Mike Saunders

Profile
- Position: Running back

Personal information
- Born: October 3, 1969 (age 55) Milton, Wisconsin, U.S.

Career information
- College: Iowa
- NFL draft: 1992: 10th round, 262nd overall pick

Career history
- 1992–1994: Saskatchewan Roughriders
- 1995: San Antonio Texans
- 1996: Montreal Alouettes
- 1996: Hamilton Tiger-Cats
- 1997: Toronto Argonauts
- 1997–1999: Saskatchewan Roughriders

Awards and highlights
- CFL All-Star (1995); CFL West All-Star (1994); CFL South All-Star (1995);

= Mike Saunders (Canadian football) =

American gridiron football player (born 1969)

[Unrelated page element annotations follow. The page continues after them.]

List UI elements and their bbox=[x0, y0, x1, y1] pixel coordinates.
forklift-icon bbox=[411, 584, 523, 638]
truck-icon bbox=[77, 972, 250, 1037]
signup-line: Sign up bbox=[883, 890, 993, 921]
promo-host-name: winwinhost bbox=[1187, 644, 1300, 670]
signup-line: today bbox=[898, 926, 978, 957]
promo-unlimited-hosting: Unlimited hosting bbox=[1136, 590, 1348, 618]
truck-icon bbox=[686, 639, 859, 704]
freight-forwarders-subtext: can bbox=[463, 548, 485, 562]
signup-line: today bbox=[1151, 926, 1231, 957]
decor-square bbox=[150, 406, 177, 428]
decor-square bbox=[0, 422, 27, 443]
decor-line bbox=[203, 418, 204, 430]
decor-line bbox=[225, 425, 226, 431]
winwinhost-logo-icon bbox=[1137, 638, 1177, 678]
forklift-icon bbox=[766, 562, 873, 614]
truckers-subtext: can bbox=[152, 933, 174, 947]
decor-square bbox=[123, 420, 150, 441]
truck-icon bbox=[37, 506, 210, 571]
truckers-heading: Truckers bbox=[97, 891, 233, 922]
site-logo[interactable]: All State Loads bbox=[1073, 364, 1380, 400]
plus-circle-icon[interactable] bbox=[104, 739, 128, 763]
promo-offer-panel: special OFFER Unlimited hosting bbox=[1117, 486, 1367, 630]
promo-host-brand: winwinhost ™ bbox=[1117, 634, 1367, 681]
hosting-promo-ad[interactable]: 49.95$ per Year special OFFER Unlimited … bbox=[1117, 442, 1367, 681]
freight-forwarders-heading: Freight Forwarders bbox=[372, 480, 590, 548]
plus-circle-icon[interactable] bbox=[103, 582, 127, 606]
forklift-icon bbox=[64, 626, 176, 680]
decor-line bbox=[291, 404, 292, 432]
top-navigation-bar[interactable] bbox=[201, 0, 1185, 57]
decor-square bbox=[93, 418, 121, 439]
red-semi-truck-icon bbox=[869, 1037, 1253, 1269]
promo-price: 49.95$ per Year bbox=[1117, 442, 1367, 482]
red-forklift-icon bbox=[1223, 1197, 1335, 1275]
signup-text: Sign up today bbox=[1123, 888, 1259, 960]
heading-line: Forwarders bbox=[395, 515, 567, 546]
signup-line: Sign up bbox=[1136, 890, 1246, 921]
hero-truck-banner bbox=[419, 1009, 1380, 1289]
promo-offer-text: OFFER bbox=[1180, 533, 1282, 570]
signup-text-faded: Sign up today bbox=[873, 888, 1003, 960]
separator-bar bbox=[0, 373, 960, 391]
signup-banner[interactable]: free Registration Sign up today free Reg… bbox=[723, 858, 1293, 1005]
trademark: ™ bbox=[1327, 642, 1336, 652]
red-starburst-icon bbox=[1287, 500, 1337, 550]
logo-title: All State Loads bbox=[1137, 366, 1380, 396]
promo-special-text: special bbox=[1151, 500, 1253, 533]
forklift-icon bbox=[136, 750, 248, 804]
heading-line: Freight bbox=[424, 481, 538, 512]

Mike Saunders (born October 3, 1969) is an American former professional Canadian football running back who played eight seasons in the Canadian Football League (CFL) for five different teams. He was selected by the Pittsburgh Steelers in the tenth round of the 1992 NFL draft with the 262nd overall pick.

==Biography==
Saunders was born in Milton, Wisconsin and attended the University of Iowa. He was named CFL All-Star in 1995. He retired on May 8, 2000, as the Saskatchewan Roughriders second all-time leading rusher with 872 carries for 4,396 yards and 39 touchdowns. Over eight CFL seasons, he rushed 1,160 times for 5,780 yards and 39 touchdowns.